THE KRAPCHO DEALKOXYCARBONYLATION REACTION OF ESTERS WITH α-ELECTRON-WITHDRAWING SUBSTITUENTS

摘要

Malonates and other α-activated esters, such as β-keto esters and α-cyano esters, are versatile intermediates in organic synthesis because the acidic nature of their α-hydrogens permits them to undergo a variety of reactions, such as alkyla-tion, electrophilic hydroxylation and animation, or the Michael and Knoevenagel reactions. In many synthetic schemes the removal of the activating ester group then becomes necessary at some point. This transformation can be done by conventional hydrolysis followed by thermal decarboxylation and re-esterification in the case of malonates. However, procedures are available that accomplish this process in one step and under conditions that tolerate the presence of a variety of functional groups and protecting groups. The subject of this chapter is the most widely used of these methods, which involves heating the substrates in a polar aprotic solvent, such as dimethyl sulfoxide (DMSO), N,N-dimethylformamide (DMF), or hexamethylphosphoric triamide (HMPA), usually in the presence of small amounts of water and/or an inorganic salt (Eq. 1).

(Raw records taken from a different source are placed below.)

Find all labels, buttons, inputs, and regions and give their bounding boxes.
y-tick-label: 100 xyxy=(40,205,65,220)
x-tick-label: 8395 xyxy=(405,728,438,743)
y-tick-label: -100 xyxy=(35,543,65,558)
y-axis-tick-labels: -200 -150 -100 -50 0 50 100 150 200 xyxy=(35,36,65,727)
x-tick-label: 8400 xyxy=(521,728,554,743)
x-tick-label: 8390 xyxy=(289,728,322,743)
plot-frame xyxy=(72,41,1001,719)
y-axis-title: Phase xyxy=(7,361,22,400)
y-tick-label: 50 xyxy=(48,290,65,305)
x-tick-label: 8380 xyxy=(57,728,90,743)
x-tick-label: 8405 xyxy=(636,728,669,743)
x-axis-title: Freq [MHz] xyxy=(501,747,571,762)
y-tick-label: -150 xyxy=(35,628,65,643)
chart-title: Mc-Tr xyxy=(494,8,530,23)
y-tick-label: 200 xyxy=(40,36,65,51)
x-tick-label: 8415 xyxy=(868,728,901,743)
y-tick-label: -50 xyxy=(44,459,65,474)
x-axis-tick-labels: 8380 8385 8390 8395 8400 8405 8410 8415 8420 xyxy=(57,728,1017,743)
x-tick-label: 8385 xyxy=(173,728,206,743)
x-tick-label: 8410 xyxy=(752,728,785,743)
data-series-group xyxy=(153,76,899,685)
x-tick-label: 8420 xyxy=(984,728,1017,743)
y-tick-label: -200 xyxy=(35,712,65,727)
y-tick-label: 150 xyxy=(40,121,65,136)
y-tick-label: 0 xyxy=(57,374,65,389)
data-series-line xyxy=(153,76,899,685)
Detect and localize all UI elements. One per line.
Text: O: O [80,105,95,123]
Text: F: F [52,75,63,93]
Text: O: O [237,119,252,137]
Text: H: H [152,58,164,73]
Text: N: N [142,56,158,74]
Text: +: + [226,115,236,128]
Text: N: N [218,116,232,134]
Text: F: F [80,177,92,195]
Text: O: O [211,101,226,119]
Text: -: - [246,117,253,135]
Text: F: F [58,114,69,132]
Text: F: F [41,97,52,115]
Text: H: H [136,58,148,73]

The process is variously referred to as the Krapcho reaction or Krapcho dealkoxycarbonylation. Several previous reviews, book chapters, and journal articles have dealt with synthetic applications and mechanistic aspects of the Krapcho dealkoxycarbonylation reaction. Other closely related methods that have found synthetic applications in dealkoxycarbonylations are discussed in the Comparison with Other Methods section and are included in the Tabular Survey with the exception of the palladium-catalyzed dealkoxycarbonylation of activated allyl and benzyl esters, which is briefly mentioned in the former but is not included in the latter. Occasionally reference is made in the subsequent sections to entries in the tables; these take the form (Table number-carbon-count-reference).